Early Medieval Discussions of Prayer
The Place of Liturgical Poetry in the Prayer Service
One of the most significant changes in the evolution of the liturgy involved the place of liturgical poetry within the prayer service. Historically, prose prayers almost certainly preceded poetic prayers, but at a certain point, verse prayers, called piyyutim (liturgical poems), replaced significant portions of the existing prose texts. Some authorities, especially the Babylonian geonim, saw this as problematic and sought to suppress the use of piyyutim. But piyyutim were popular, and many Jewish communities, in particular the Palestinian ones, resisted efforts to eradicate them. Later geonim eventually accepted the inclusion of piyyutim, but, in a complicated process that took hundreds of years, the poems became additions to, rather than replacements for, the prose liturgy.
Karaite Prayers
The Karaites had their own strong views about the forms in which the liturgy should appear, and their opinions differed radically from those of the Rabbanites. Early Karaites ruled that prayer should be exclusively in the form of passages drawn from the biblical book of Psalms, although later Karaites came also to advocate for the use of piyyutim, which meant that Karaites began to compose their own.

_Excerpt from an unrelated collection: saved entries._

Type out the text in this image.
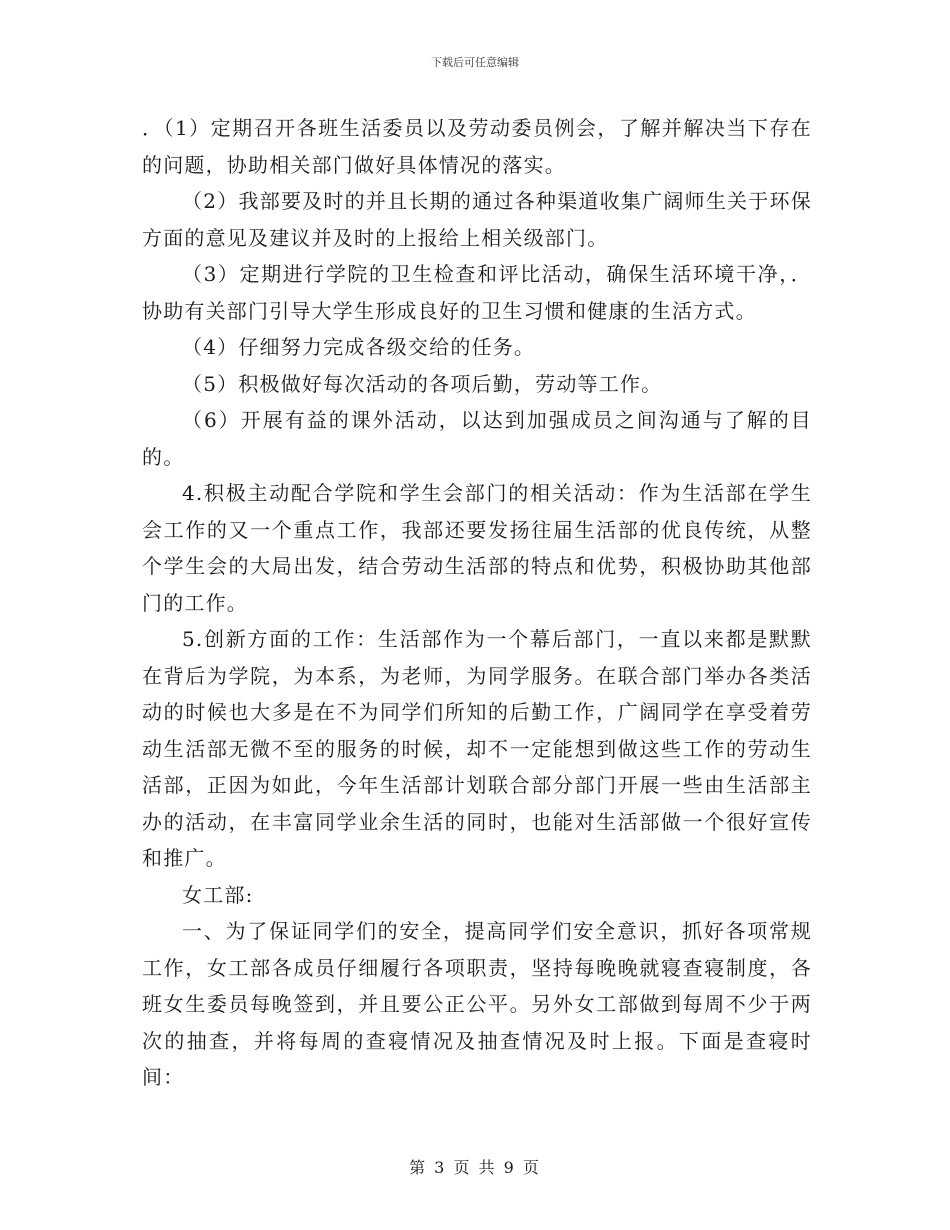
下载后可任意编辑

．（1）定期召开各班生活委员以及劳动委员例会，了解并解决当下存在的问题，协助相关部门做好具体情况的落实。

（2）我部要及时的并且长期的通过各种渠道收集广阔师生关于环保方面的意见及建议并及时的上报给上相关级部门。

（3）定期进行学院的卫生检查和评比活动，确保生活环境干净，．协助有关部门引导大学生形成良好的卫生习惯和健康的生活方式。

（4）仔细努力完成各级交给的任务。

（5）积极做好每次活动的各项后勤，劳动等工作。

（6）开展有益的课外活动，以达到加强成员之间沟通与了解的目的。

4.积极主动配合学院和学生会部门的相关活动：作为生活部在学生会工作的又一个重点工作，我部还要发扬往届生活部的优良传统，从整个学生会的大局出发，结合劳动生活部的特点和优势，积极协助其他部门的工作。

5.创新方面的工作：生活部作为一个幕后部门，一直以来都是默默在背后为学院，为本系，为老师，为同学服务。在联合部门举办各类活动的时候也大多是在不为同学们所知的后勤工作，广阔同学在享受着劳动生活部无微不至的服务的时候，却不一定能想到做这些工作的劳动生活部，正因为如此，今年生活部计划联合部分部门开展一些由生活部主办的活动，在丰富同学业余生活的同时，也能对生活部做一个很好宣传和推广。

女工部:

一、为了保证同学们的安全，提高同学们安全意识，抓好各项常规工作，女工部各成员仔细履行各项职责，坚持每晚晚就寝查寝制度，各班女生委员每晚签到，并且要公正公平。另外女工部做到每周不少于两次的抽查，并将每周的查寝情况及抽查情况及时上报。下面是查寝时间：

第 3 页 共 9 页
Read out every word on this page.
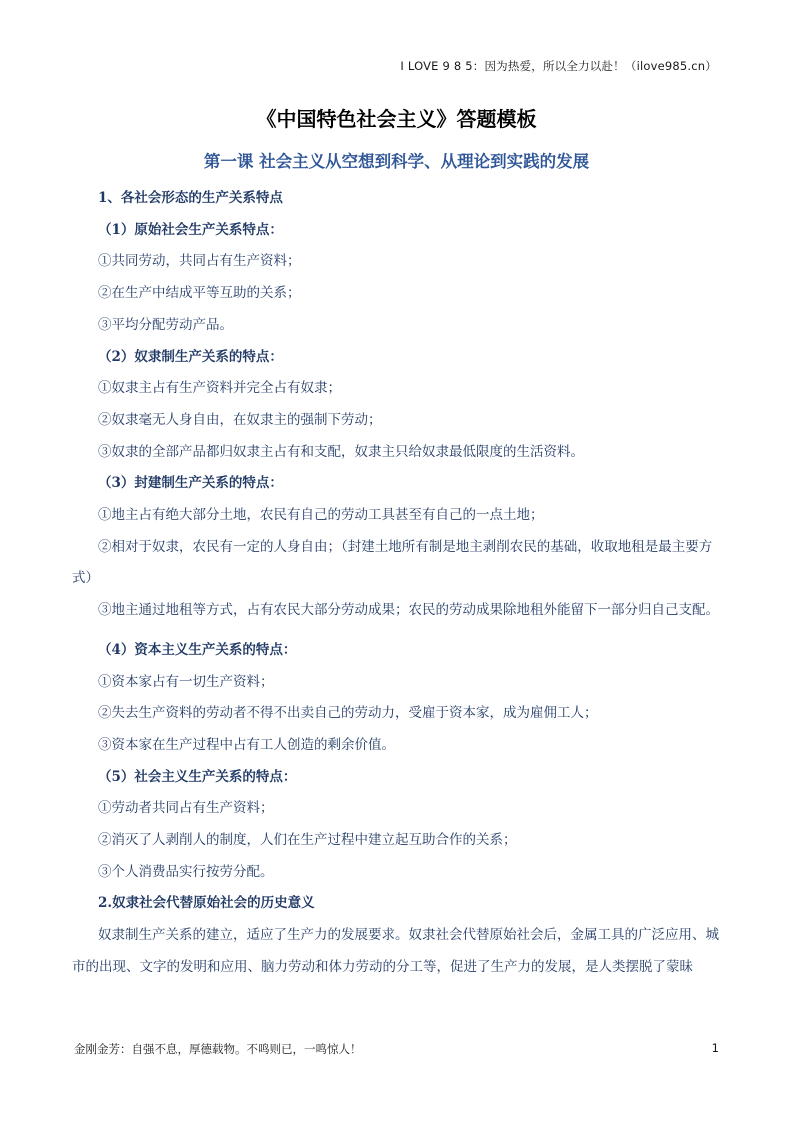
I LOVE 9 8 5：因为热爱，所以全力以赴！（ilove985.cn）
《中国特色社会主义》答题模板
第一课 社会主义从空想到科学、从理论到实践的发展
1、各社会形态的生产关系特点
（1）原始社会生产关系特点：
①共同劳动，共同占有生产资料；
②在生产中结成平等互助的关系；
③平均分配劳动产品。
（2）奴隶制生产关系的特点：
①奴隶主占有生产资料并完全占有奴隶；
②奴隶毫无人身自由，在奴隶主的强制下劳动；
③奴隶的全部产品都归奴隶主占有和支配，奴隶主只给奴隶最低限度的生活资料。
（3）封建制生产关系的特点：
①地主占有绝大部分土地，农民有自己的劳动工具甚至有自己的一点土地；
②相对于奴隶，农民有一定的人身自由；（封建土地所有制是地主剥削农民的基础，收取地租是最主要方式）
③地主通过地租等方式，占有农民大部分劳动成果；农民的劳动成果除地租外能留下一部分归自己支配。
（4）资本主义生产关系的特点：
①资本家占有一切生产资料；
②失去生产资料的劳动者不得不出卖自己的劳动力，受雇于资本家，成为雇佣工人；
③资本家在生产过程中占有工人创造的剩余价值。
（5）社会主义生产关系的特点：
①劳动者共同占有生产资料；
②消灭了人剥削人的制度，人们在生产过程中建立起互助合作的关系；
③个人消费品实行按劳分配。
2.奴隶社会代替原始社会的历史意义
奴隶制生产关系的建立，适应了生产力的发展要求。奴隶社会代替原始社会后，金属工具的广泛应用、城市的出现、文字的发明和应用、脑力劳动和体力劳动的分工等，促进了生产力的发展，是人类摆脱了蒙昧
金刚金芳：自强不息，厚德载物。不鸣则已，一鸣惊人！	1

The Development of the Prayer Service
This period saw struggles over the proper shape of the prayer service—and some of the rationalizations and justifications those struggles elicited from Jewish scholars, along with some of the legal norms surrounding prayer that developed. The prayer service, in fact, was the recurring object of self-reflective discussions on issues ranging from the purpose of prayer to how one balances normative law and local custom. As part of this process, Jews occasionally composed discussions of the proper times and appropriate languages for prayer, including instructions on how to prostrate oneself during prayer.